On the lower-ground floor of the Redfern Gallery on Cork Street is a small display of twentieth-century woodblock prints by seminal British artists such as Gill and Ravilious. Monochrome figures and landscapes against the stark white walls. But my eye is drawn to the back wall, where two contemporary prints hang side by side: against a vibrant black ground (the black is almost shining), delicate white ladders appear as if they’ve been conjured from nowhere. But these are not ladders you might climb; they are unstable, unreliable, crooked.

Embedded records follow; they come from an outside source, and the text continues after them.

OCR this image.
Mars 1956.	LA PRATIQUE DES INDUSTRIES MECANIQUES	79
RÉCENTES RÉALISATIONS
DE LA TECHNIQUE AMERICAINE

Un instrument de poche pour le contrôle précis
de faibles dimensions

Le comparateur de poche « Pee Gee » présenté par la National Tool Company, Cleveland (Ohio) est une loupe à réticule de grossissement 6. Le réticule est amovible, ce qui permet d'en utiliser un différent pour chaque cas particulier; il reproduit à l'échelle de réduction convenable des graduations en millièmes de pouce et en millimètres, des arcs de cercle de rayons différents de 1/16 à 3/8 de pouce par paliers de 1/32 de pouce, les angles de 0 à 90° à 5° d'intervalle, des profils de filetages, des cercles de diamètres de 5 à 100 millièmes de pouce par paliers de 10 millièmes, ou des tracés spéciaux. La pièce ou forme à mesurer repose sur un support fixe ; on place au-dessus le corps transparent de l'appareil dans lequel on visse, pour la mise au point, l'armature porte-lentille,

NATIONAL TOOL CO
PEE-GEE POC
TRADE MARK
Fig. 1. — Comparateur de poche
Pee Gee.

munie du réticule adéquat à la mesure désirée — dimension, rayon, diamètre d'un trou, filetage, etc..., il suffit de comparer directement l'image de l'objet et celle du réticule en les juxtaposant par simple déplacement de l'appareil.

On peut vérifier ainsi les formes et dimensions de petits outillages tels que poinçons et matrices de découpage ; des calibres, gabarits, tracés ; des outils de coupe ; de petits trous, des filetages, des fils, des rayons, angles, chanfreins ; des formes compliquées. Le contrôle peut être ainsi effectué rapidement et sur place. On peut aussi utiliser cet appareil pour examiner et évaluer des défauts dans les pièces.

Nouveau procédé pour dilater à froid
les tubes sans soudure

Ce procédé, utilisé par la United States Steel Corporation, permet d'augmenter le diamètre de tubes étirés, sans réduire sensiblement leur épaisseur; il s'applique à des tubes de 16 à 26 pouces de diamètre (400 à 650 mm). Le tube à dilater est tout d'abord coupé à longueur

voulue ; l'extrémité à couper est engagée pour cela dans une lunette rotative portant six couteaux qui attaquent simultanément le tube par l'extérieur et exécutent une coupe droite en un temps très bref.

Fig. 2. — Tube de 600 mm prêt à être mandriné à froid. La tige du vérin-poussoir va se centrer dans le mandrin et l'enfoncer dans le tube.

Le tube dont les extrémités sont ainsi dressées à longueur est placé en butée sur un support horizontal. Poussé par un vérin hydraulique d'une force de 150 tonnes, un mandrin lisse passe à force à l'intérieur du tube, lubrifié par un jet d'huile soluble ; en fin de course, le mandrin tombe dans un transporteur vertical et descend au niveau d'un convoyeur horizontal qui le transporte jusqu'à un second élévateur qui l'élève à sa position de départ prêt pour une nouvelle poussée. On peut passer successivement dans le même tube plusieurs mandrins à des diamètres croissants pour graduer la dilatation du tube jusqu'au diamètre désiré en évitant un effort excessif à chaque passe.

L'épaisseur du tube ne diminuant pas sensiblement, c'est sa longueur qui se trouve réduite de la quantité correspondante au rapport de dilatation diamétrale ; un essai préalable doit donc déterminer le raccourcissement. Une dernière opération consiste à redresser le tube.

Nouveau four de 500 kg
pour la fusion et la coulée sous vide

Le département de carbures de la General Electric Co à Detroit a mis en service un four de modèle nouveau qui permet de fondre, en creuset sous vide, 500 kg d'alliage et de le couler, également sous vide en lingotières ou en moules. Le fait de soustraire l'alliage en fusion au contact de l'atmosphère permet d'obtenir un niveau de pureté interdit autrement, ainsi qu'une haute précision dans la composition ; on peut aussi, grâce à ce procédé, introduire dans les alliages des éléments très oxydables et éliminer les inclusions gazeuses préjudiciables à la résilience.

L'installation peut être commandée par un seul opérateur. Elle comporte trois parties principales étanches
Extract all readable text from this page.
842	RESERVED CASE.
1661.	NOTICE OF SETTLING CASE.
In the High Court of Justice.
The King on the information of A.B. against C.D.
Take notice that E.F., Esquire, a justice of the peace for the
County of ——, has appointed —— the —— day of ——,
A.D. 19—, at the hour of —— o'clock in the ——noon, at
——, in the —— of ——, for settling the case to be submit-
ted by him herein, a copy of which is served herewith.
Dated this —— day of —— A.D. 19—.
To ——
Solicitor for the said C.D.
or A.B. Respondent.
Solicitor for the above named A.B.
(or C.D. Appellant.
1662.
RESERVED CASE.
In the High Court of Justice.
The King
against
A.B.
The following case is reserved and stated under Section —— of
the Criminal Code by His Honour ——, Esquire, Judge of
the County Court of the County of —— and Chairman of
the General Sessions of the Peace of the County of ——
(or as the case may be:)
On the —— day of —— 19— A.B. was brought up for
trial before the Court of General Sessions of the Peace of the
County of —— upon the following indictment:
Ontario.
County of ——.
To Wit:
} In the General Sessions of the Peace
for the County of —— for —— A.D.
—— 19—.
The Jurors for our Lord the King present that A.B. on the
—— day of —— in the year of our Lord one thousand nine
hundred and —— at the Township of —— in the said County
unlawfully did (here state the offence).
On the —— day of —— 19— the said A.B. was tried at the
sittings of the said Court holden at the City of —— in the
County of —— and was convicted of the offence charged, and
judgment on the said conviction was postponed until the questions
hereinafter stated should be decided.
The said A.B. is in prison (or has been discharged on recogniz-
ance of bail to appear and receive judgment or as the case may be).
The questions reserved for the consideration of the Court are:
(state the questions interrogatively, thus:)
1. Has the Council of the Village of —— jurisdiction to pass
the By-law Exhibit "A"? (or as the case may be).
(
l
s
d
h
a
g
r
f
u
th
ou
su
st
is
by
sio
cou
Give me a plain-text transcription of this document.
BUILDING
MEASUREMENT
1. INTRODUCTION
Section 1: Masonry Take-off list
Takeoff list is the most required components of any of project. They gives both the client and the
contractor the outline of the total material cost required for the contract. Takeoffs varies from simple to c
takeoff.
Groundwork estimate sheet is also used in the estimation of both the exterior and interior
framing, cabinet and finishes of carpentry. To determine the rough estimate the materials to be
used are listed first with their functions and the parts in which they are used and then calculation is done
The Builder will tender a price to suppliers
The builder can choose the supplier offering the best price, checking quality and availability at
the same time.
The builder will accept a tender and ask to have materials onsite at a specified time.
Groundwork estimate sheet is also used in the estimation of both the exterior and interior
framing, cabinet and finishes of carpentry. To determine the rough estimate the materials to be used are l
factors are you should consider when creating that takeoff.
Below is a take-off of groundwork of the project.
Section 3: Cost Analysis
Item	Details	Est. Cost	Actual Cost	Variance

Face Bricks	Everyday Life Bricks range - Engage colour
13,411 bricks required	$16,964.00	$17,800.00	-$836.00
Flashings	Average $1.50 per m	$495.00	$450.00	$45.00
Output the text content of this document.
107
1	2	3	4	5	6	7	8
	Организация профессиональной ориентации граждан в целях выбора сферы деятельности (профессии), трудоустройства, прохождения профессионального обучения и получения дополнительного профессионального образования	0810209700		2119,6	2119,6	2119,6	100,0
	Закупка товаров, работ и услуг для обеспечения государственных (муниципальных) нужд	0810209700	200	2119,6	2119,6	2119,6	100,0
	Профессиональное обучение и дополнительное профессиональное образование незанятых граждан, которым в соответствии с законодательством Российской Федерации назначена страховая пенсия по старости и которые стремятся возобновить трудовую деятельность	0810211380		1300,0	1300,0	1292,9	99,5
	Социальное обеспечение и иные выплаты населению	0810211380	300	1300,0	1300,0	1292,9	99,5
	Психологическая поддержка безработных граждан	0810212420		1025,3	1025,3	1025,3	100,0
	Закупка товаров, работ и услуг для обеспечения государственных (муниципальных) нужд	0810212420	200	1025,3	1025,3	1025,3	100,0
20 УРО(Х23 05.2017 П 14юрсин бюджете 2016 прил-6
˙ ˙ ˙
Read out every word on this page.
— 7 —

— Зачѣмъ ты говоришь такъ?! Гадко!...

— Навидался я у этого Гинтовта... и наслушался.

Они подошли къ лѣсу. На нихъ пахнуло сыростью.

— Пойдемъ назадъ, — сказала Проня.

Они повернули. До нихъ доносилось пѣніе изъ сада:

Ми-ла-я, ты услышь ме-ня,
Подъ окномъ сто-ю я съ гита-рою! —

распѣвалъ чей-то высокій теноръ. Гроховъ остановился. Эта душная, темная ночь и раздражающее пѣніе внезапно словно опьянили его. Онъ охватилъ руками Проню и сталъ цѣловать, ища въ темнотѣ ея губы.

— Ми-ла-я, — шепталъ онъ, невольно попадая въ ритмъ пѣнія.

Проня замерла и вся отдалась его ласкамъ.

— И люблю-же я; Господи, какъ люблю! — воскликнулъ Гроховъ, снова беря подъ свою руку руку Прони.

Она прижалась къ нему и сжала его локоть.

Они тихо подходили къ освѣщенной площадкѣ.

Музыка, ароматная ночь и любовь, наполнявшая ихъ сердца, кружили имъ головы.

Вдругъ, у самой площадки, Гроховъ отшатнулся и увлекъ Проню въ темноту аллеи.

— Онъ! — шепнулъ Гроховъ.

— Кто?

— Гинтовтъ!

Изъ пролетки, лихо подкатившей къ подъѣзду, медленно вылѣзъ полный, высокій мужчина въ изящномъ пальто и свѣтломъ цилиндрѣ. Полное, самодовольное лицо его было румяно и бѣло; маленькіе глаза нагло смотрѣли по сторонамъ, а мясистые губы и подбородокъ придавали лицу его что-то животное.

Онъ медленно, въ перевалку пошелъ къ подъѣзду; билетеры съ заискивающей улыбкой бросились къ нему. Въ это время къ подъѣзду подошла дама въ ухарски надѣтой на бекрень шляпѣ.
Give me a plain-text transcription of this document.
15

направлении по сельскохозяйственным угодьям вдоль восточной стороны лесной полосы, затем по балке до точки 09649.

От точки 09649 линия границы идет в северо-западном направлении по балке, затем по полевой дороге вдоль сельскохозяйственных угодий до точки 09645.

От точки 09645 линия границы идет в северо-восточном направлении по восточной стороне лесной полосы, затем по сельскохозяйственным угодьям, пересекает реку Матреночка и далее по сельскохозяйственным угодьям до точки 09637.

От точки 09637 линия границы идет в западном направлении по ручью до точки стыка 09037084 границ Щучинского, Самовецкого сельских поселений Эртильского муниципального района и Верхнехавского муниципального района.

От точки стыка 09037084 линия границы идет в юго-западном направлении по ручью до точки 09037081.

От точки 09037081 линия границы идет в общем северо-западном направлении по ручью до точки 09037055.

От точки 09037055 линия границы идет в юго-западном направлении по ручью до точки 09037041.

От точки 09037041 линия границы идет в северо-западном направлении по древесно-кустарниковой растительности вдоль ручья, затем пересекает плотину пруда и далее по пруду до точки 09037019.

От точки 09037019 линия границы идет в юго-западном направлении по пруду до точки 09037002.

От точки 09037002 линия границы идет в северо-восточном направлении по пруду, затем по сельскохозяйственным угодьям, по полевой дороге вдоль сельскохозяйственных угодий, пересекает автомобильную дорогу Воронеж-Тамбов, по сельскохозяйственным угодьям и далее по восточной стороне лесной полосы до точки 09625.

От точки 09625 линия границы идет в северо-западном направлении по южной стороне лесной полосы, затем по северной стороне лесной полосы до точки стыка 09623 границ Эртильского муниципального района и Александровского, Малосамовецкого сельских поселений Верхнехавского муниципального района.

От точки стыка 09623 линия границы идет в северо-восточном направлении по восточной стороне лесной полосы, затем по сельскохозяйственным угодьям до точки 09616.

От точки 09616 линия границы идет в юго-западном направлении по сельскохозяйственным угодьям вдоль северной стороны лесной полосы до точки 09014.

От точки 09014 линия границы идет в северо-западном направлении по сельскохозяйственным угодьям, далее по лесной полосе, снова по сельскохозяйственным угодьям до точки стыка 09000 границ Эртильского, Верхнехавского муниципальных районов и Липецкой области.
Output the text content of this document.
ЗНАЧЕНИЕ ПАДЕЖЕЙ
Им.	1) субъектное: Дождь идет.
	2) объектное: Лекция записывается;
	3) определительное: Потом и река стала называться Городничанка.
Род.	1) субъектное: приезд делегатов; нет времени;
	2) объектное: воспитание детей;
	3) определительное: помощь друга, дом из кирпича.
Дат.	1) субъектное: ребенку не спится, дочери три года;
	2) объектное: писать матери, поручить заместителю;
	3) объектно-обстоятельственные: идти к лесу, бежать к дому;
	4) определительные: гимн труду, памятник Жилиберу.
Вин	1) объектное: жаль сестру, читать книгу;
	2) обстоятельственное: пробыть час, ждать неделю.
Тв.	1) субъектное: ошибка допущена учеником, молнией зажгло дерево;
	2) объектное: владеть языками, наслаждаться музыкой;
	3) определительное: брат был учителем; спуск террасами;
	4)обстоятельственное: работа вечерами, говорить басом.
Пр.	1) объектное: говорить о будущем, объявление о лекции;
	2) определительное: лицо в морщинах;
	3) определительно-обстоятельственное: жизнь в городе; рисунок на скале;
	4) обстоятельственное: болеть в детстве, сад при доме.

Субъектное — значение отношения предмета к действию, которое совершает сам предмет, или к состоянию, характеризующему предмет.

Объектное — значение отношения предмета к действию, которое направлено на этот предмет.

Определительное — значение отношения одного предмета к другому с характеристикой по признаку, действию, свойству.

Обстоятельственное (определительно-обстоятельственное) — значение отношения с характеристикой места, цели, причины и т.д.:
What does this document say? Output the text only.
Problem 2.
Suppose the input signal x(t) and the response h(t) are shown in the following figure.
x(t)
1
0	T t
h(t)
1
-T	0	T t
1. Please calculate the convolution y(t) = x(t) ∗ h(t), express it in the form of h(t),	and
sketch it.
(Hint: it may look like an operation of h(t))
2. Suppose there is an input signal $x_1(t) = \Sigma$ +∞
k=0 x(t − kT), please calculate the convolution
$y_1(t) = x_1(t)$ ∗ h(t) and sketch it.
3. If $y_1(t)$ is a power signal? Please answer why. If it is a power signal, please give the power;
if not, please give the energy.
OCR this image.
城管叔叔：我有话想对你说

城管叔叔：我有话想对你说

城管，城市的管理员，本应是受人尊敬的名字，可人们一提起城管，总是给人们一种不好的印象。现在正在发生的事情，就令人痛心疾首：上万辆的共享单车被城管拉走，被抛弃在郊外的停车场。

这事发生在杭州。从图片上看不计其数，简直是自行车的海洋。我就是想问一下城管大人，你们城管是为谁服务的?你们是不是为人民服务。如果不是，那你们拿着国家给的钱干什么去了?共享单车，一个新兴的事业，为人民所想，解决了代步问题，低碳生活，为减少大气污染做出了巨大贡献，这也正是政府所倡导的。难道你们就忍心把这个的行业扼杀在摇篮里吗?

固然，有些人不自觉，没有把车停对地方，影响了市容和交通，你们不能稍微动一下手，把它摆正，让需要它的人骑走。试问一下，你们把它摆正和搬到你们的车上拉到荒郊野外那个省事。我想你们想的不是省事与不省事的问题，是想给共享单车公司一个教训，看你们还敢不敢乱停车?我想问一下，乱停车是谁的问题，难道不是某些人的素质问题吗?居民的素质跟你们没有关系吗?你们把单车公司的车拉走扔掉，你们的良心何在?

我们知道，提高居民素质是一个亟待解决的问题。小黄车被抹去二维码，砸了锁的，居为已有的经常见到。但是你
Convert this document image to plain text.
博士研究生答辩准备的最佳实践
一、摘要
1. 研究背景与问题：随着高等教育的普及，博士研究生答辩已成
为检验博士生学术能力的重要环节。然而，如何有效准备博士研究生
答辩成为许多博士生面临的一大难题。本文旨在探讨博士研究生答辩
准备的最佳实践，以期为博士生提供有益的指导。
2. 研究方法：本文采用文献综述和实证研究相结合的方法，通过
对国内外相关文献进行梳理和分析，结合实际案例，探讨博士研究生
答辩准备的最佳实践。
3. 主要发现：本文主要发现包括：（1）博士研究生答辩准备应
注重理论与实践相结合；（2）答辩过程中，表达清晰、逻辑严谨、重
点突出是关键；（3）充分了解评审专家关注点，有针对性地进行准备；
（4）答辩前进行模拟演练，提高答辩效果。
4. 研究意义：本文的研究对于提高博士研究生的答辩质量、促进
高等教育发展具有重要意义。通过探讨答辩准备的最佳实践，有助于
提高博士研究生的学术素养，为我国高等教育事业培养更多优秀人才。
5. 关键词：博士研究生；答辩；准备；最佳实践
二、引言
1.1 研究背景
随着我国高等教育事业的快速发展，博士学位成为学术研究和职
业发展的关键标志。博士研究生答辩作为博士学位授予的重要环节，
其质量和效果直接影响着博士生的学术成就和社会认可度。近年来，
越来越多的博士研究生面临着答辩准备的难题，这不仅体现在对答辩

I haven’t seen these prints “in the flesh” since the day Linda Karshan showed them to me in her studio. These two are from a set, five of which were reprinted in my last collection, Fetch, as a way of splitting the book into discreet sections. The title poem, a film-noir-style narrative about a woman who creates a “fetch” or doppelganger to seduce a former lover, was divided into five installments, interspersed throughout the book, each “chapter” introduced by one of Linda’s striking woodblocks. In the two which are hanging here, there are two ladders in each, twinned, but not identical, but as the series progresses, the ladders multiply, become dense, more difficult to negotiate or separate. As my unnamed narrator sends her fetch out to do her bidding, the coupling becomes a triangle. It felt right to accompany my strange poem of betrayal and disillusionment with these spiky, odd, imperfect images.

Thinking about the process of woodblock printing, the artist chisels into the block along the grain to create what will appear as white on the page; what remains uncut will take the ink, appear as black. Of course, when the block is inked and transferred onto paper, the image will appear in reverse, a mirror image; this also felt appropriate when thinking of the fetch, the familiar, the doppelganger, perhaps the “reverse” of the speaker.

Linda is about to embark on a new set of woodblocks, and I will be writing a new poem to accompany them. A mirroring of her process, perhaps? I think of Heaney’s famous analogy of “digging” for the crafting of the poem; what we poets do is a kind of cutting away until the line is shaped.